On February 9, the Tennessee Department of Health verified that an individual tested positive for Zika.

The Zika virus, which has primarily populated Central and South American countries, is making more appearances in the United States with the latest case being confirmed in Tennessee.

On February 9, the Tennessee Department of Health (TDH) verified that an individual tested positive for Zika after returning to the state from South America. Further information on the patient is not available at this time.

“We have been expecting an imported case of Zika virus disease and we believe more infections are likely as people travel to and from areas where the disease is currently being transmitted,” TDH Commissioner John Dreyzehner, MD, MPH, said in a statement.

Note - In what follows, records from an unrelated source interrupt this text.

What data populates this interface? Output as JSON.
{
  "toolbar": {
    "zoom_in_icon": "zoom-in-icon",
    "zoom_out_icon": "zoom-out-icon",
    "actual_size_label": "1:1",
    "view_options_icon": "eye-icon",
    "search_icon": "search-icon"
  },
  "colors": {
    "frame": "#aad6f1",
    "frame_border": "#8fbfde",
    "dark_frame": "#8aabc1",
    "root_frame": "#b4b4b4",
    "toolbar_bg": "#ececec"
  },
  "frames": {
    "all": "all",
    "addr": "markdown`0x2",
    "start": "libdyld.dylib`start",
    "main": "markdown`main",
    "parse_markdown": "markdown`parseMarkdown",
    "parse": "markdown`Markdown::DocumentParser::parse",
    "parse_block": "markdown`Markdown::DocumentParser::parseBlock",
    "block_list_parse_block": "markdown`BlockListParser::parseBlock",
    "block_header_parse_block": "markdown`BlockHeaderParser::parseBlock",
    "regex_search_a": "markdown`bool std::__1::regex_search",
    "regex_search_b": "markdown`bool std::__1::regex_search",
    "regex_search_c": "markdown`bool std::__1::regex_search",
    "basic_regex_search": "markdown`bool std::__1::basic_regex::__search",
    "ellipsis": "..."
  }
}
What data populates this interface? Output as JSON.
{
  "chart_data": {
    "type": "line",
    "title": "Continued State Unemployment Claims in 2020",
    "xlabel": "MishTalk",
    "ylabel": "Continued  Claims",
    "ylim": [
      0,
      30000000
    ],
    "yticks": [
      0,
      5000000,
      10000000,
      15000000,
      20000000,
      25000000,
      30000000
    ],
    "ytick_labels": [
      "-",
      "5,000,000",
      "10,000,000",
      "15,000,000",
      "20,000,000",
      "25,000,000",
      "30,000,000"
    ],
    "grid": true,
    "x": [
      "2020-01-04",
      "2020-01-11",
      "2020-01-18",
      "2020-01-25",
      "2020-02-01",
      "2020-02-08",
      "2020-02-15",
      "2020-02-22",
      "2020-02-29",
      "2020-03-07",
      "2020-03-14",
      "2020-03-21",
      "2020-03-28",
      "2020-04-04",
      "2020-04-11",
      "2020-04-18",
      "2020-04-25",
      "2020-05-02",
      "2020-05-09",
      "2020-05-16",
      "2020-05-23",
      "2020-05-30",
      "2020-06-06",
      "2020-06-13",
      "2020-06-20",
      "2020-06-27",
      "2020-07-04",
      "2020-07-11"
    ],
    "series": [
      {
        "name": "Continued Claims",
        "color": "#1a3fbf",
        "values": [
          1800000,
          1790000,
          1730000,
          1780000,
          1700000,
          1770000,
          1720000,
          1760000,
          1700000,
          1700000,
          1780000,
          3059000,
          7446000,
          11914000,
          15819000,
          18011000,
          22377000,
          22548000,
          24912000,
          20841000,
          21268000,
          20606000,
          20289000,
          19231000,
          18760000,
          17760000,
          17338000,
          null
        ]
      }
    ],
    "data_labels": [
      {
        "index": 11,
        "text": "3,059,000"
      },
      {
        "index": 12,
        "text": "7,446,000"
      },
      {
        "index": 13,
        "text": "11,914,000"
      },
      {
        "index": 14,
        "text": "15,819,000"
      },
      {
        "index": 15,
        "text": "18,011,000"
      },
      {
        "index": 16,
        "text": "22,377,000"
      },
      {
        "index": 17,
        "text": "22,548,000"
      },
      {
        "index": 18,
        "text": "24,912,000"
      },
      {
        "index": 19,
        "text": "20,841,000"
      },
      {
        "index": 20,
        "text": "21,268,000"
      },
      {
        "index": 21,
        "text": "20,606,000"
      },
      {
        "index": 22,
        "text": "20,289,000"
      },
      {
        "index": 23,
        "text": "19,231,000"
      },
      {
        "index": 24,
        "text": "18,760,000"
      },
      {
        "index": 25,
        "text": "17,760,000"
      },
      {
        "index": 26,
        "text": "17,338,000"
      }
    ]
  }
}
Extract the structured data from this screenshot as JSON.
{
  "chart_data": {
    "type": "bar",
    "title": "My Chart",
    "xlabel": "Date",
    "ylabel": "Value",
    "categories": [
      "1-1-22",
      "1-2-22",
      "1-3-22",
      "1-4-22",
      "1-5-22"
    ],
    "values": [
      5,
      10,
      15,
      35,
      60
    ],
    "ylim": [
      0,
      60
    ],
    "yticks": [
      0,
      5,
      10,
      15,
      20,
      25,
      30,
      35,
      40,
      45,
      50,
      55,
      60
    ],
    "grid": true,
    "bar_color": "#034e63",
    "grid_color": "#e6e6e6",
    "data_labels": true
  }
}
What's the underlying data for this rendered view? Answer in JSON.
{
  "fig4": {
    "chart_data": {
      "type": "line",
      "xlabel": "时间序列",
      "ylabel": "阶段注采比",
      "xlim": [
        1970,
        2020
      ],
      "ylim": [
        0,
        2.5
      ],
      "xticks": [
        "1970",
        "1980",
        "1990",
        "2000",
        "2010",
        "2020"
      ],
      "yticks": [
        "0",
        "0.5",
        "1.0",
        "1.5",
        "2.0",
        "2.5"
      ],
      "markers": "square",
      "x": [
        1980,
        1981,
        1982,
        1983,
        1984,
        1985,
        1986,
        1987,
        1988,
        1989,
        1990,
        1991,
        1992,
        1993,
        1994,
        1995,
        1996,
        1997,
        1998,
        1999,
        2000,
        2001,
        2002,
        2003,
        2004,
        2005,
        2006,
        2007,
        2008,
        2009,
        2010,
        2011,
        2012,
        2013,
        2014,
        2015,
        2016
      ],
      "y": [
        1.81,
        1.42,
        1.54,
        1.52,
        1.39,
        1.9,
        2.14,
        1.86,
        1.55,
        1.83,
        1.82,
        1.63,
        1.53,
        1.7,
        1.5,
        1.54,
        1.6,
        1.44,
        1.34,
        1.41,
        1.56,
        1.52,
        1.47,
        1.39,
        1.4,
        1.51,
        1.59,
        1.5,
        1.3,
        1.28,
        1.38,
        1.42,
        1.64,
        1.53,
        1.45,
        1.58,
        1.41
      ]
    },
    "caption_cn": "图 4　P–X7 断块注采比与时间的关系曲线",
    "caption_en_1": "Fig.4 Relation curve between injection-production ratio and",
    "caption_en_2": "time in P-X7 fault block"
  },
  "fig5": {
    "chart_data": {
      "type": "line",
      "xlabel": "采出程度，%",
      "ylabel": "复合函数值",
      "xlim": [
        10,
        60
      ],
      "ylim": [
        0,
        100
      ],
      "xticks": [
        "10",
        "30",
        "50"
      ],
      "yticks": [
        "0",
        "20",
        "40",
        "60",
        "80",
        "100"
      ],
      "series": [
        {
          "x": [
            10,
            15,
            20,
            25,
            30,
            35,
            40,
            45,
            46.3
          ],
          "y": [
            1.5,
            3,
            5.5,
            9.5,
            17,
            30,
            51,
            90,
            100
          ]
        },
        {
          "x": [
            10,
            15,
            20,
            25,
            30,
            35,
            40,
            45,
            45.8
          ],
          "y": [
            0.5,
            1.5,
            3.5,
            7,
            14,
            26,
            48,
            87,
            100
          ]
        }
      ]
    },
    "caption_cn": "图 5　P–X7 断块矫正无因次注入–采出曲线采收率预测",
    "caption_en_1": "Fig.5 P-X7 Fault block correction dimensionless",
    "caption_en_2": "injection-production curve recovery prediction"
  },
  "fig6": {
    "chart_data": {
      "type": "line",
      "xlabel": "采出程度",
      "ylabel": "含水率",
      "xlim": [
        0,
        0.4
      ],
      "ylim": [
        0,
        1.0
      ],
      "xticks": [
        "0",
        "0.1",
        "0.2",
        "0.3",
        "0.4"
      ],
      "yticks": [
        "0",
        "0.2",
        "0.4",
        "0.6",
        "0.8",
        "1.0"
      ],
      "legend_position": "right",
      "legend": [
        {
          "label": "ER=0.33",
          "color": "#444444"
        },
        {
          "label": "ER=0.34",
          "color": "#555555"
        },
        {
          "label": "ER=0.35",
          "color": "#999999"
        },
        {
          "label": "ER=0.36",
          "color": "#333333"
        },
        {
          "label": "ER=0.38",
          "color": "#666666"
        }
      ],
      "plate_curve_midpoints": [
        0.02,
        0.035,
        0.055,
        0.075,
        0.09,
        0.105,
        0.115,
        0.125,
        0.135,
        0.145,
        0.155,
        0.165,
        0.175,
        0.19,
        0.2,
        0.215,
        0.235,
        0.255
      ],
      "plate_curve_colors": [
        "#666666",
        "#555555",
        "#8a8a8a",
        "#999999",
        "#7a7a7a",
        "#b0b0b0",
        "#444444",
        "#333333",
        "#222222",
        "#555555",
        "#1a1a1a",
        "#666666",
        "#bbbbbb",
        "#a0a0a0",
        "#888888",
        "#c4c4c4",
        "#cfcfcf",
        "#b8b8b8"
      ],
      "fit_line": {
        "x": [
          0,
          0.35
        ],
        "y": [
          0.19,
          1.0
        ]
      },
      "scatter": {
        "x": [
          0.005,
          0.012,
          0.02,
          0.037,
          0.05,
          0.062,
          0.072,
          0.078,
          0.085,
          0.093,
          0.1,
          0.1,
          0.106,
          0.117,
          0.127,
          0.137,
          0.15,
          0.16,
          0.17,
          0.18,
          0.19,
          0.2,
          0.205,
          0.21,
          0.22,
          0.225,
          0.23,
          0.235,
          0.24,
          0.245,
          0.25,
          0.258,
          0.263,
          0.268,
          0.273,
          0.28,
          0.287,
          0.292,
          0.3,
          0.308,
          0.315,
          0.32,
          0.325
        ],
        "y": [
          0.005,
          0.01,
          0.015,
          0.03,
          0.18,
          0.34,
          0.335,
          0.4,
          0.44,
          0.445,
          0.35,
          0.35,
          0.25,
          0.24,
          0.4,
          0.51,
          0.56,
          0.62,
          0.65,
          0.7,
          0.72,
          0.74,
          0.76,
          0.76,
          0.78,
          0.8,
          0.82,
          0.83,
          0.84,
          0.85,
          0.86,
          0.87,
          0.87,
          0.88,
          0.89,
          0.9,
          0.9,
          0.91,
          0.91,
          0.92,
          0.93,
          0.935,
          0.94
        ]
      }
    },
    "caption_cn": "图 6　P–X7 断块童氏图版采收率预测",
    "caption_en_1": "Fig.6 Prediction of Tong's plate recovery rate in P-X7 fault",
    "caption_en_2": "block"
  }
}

There have been multiple Zika cases in the US — including at least nine in New York, one in Hawaii, and the first sexually transmitted case in Texas. The virus is particularly concerning in pregnant women since it is strongly linked with microcephaly — a condition where infants are born with smaller-than-normal brain and head size. Recent research also linked Zika with vision-threatening ocular problems in children with microcephaly.

“Zika virus, with its association with the birth defect microcephaly, is understandably scary and has captured all of our attention. But the good news is mosquito bites which transmit Zika are entirely preventable,” Dreyzehner continued.

There is no preventive vaccine or specific treatment for Zika, but the Centers for Disease Control and Prevention recommends that travelers use mosquito repellant and wear long clothing when avoidance of infected countries isn’t possible.

Only one in five people with Zika actually become ill and symptoms align with those of many other conditions — such as fever, rash, joint pain, and conjunctivitis (red eyes). However, anyone with symptoms and travel history should consult their health care provider immediately.